Alors que M. [P] fonde sa demande de reconnaissance d’un licenciement sans cause réelle et sérieuse sur le fait que la notification d’un licenciement fondé sur une prétendue fin de chantier ne constitue pas une cause légitime de rupture d’un contrat à durée indéterminée de droit commun, qualification qui n’a pas été retenue pour ce contrat, il convient de le débouter de l’ensemble de ses demandes en lien avec la rupture de son contrat de travail, à savoir indemnité compensatrice de préavis, congés payés afférents, indemnité conventionnelle de licenciement et dommages et intérêts pour licenciement sans cause réelle et sérieuse.
Sur les dépens et frais irrépétibles.
En qualité de partie succombante, il y a lieu de condamner M. [P] aux entiers dépens, y compris ceux de première instance, sans qu’il y ait lieu à condamnation aux dépens de la société [4], infirmant sur ce point le jugement.

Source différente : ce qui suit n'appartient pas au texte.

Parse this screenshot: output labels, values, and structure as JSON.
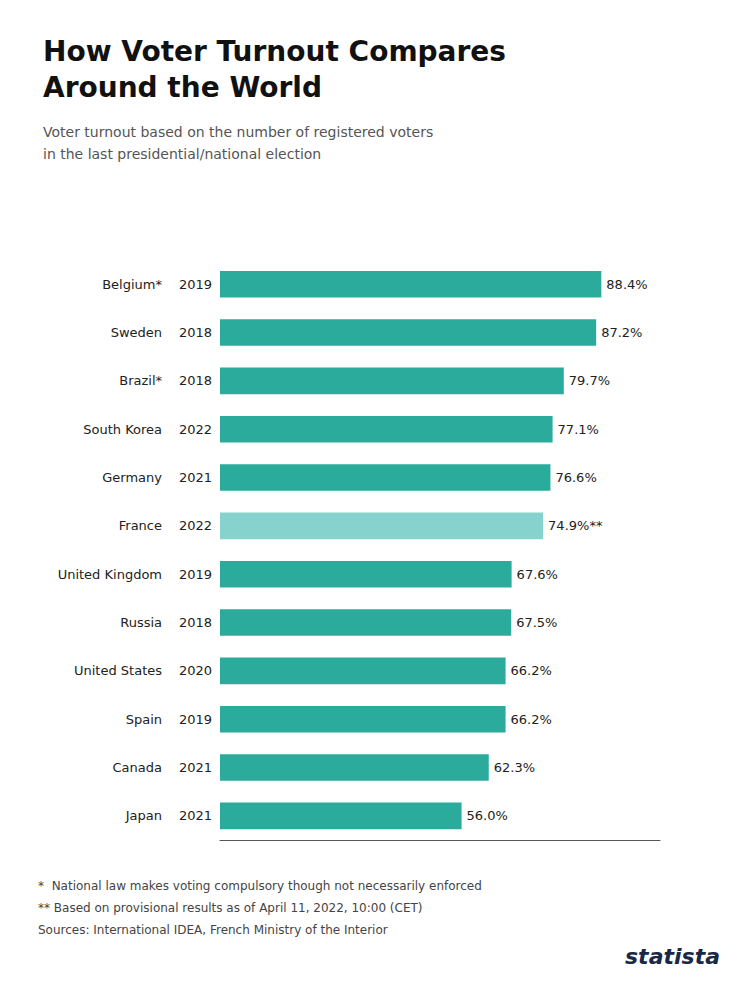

Par ailleurs, il convient de débouter M. [P] de sa demande formulée en application de l’article 700 du code de procédure civile et de le condamner à payer à la société [4] la somme de 500 euros sur ce même fondement.
PAR CES MOTIFS,
La cour statuant contradictoirement et publiquement, par arrêt mis à disposition au greffe,
Confirme le jugement sauf en ce qu’il a débouté M. [L] [P] de ses demandes d’indemnité de requalification, dommages et intérêts résultant de la privation des primes de participation, primes d’intéressement et de la perte de chance à l’abondement [5] et en ce qu’il a condamné la société [3] aux dépens ;
L’infirmant de ces chefs et statuant à nouveau,
Déclare irrecevables les demandes d’indemnité de requalification, dommages et intérêts résultant de la privation des primes de participation et d’intéressement et dommages et intérêts résultant de la perte de chance à l’abondement [5] ;
Dit n’y avoir lieu à condamnation de la société [4] aux dépens de première instance ;
Y ajoutant,
Condamne M. [L] [P] aux dépens d’appel ;
Condamne M. [L] [P] à payer à la société [4] la somme de 500 euros en application de l’article 700 du code de procédure civile ;
Déboute M. [L] [P] de sa demande formulée en application de l’article 700 du code de procédure civile.